“Feminismo não é ser contra o homem”, diz promotora do Núcleo de Gênero do MP de São Paulo

09 de junho, 2016

(Brasileiros, 09/06/2016) Valéria Diez Scarance, coordenadora estadual do Núcleo de Gênero do MP paulista, disse que a noticia do estupro coletivo de uma jovem de 16 anos no Rio alertou o Brasil para a cultura do estupro

“Sou feminista sim”, respondeu de pronto a promotora Valéria Diez Scarance, coordenadora estadual do Núcleo de Gênero do Ministério Público de São Paulo, órgão a dois meses de completar um ano. “Sou uma profissional, uma mulher que luta para uma vida sem violência contra as mulheres.” Em entrevista à Revista Brasileiros, a promotora explica as raízes da conotação negativa em relação a algumas palavras e à existência de estereótipos “sobre o que é ser feminista”: “Na verdade, ser feminista simplesmente é buscar uma igualdade entre homem e mulher. Não é ser contra o homem, não é uma guerra de poder, é uma luta para uma vida de igualdade.”

Segundo a especialista, a “cultura do estupro” existe no Brasil desde sempre e o vazamento da foto da adolescente carioca serviu para colocar o assunto em pauta. “Hoje, o Brasil passa por um momento de transformação, por um inicio de um despertar para os direitos.” E é por isso que ela defende a existência do núcleo que coordena. Em nove meses de atuação, já realizou três campanhas de prevenção da violência, a última delas denominada #PeloFimDaCulturaDoEstupro.

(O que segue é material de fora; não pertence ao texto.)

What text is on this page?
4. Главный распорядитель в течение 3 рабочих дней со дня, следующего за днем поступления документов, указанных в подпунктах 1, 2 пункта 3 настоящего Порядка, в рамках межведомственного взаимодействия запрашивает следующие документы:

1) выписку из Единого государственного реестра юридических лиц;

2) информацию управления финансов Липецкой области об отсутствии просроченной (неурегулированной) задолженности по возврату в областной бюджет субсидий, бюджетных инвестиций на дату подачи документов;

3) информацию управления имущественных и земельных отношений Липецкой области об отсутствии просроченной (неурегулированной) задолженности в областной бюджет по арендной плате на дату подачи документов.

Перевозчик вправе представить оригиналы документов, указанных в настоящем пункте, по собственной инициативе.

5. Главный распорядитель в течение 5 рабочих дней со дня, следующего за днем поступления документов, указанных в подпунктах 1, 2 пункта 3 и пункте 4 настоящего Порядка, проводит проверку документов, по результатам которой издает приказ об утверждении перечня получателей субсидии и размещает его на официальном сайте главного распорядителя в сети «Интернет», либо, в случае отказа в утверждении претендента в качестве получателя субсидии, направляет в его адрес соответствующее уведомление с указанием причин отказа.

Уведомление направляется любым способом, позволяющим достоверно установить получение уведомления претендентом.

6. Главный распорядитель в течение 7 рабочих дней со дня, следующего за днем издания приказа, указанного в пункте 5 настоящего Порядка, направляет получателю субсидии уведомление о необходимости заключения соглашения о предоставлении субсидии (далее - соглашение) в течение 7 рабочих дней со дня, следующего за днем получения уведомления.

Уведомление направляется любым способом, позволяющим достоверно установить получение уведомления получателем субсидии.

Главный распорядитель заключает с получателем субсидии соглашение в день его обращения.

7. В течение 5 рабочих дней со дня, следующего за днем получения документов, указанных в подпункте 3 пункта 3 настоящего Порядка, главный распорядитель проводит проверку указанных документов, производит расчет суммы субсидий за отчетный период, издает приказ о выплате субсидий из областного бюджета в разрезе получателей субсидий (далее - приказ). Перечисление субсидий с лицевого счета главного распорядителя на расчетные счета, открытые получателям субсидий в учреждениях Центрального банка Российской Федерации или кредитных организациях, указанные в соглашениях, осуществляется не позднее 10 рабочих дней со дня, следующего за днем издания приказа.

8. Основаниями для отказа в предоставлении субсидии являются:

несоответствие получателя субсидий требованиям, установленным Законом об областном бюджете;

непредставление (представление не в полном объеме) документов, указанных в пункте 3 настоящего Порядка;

Os promotores também não escapam. Os cursos de formação chegaram a 35 cidades e mais de 100 promotores de Justiça. “A nossa legislação usava até 2005 a expressão “virgem” como “honesta”. Avaliar a honra da vítima em um crime era algo natural.”

A seguir, os principais trechos da entrevista:

Revista Brasileiros – Quais as principais barreiras enfrentadas nesses dez meses de núcleo?

Valéria Diez Scarance – A nossa legislação de crime é federal, então o procedimento para a alteração da lei é muito complexo e demorado. Nós, como aplicadores da lei, precisamos de instrumentos e esse instrumento é a lei, só que não temos leis específicas para todos os casos. Por exemplo, não existe uma lei especifica que trata da vingança pela internet, para publicações de imagens intimas de mulheres. Em relação a esse crime, quando envolve menores de idade, pode ser aplicado um artigo da lei de crimes contra crianças e adolescentes, mas quando envolve mulheres maiores ele é tratado como um crime contra honra e ganha uma pena muita baixa e que normalmente não dá origem a processo. Existem também dificuldades em razão do tamanho do Estado de São Paulo. Outra é a falta da integração da rede. As delegacias, por exemplo, não ficam abertas aos fins de semanas. Além disso, temos os padrões machistas, sexistas e misóginos em toda a sociedade. Temos que realizar campanhas para conscientizar a população e modificar essa maneira de pensar.

Hoje, o Brasil enfrenta a repercussão do estupro de uma jovem de 16 anos, no Rio de Janeiro. O mundo também noticiou. Por que tantas reações desta vez?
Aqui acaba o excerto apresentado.